In an example implementation of the disclosure, a system includes: a virtualization host located at an active site, the virtualization host configured to: execute a virtual machine on a hypervisor; and intercept data change operations from the virtual machine using a data change driver and also using a data change filter, the data change driver executing in a kernel space of the hypervisor, the data change filter executing in a user space of the hypervisor; and a first replication host located at the active site, the first replication host configured to: receive a first stream of the data change operations from the data change driver and a second stream of the data change operations from the data change filter; identify a matching data change operation in both the first stream and the second stream; replicate the data change operations from the first stream up to a transition point, the transition point being pre-defined with respect to the matching data change operation; and replicate the data change operations from the second stream starting from the transition point.

In some implementations of the system, the first stream and the second stream are temporally misaligned and the matching data change operation is the first data change operation in the second stream. In some implementations, the system further includes: a second replication host located at a backup site, the backup site different from the active site, where the first replication host is configured to replicate the data change operations to the second replication host. In some implementations, the system further includes: a data store located at the backup site, where the second replication host is configured to journal the data change operations on the data store. In some implementations of the system, the first replication host receives the first stream of the data change operations over a first communication channel with the data change driver, the first replication host receives the second stream of the data change operations over a second communication channel with the data change filter, and the second communication channel is a different type of channel than the first communication channel. In some implementations of the system, the data change operations include input/output operations for a virtual storage disk, and the first replication host is further configured to: rereplicate an entirety of the virtual storage disk in response to an interruption in the first communication channel or the second communication channel. In some implementations of the system, the first replication host is further configured to: synchronize replication state information across the data change driver and the data change filter; and after synchronizing the replication state information, replicate a lost data change operation based on the replication state information.

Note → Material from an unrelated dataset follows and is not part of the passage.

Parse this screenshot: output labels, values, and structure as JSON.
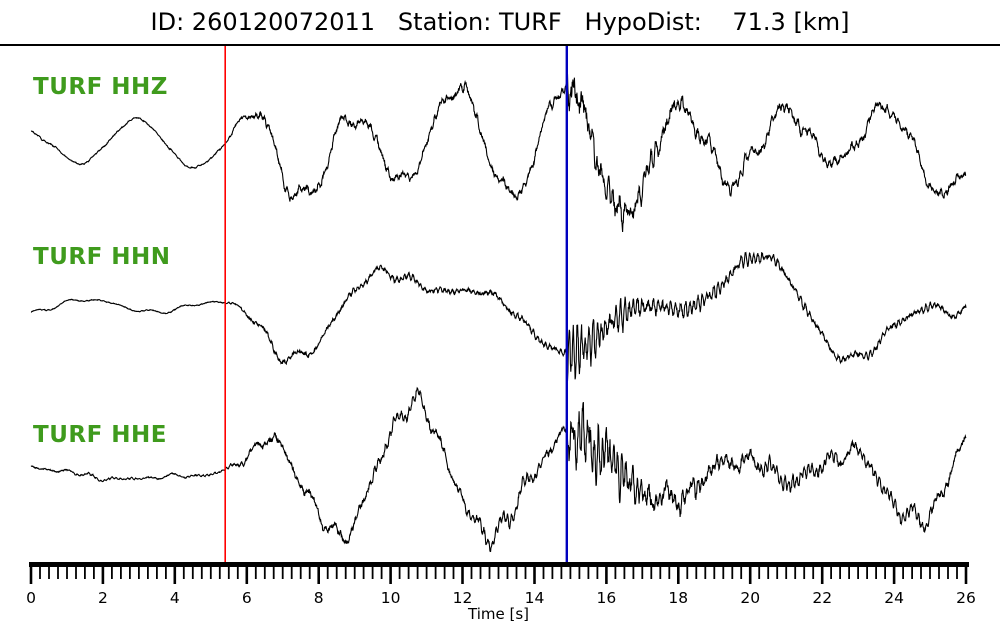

In some implementations of the system, the data change operations include input/output operations for a virtual storage disk, and the replication state information includes an entry for each of the input/output operations.

Although this disclosure describes or illustrates particular operations as occurring in a particular order, this disclosure contemplates the operations occurring in any suitable order. Moreover, this disclosure contemplates any suitable operations being repeated one or more times in any suitable order. Although this disclosure describes or illustrates particular operations as occurring in sequence, this disclosure contemplates any suitable operations occurring at substantially the same time, where appropriate. Any suitable operation or sequence of operations described or illustrated herein may be interrupted, suspended, or otherwise controlled by another process, such as an operating system or kernel, where appropriate. The acts can operate in an operating system environment or as stand-alone routines occupying all or a substantial part of the system processing.

While this disclosure has been described with reference to illustrative implementations, this description is not intended to be construed in a limiting sense. Various modifications and combinations of the illustrative implementations, as well as other implementations of the disclosure, will be apparent to persons skilled in the art upon reference to the description. It is therefore intended that the appended claims encompass any such modifications or implementations.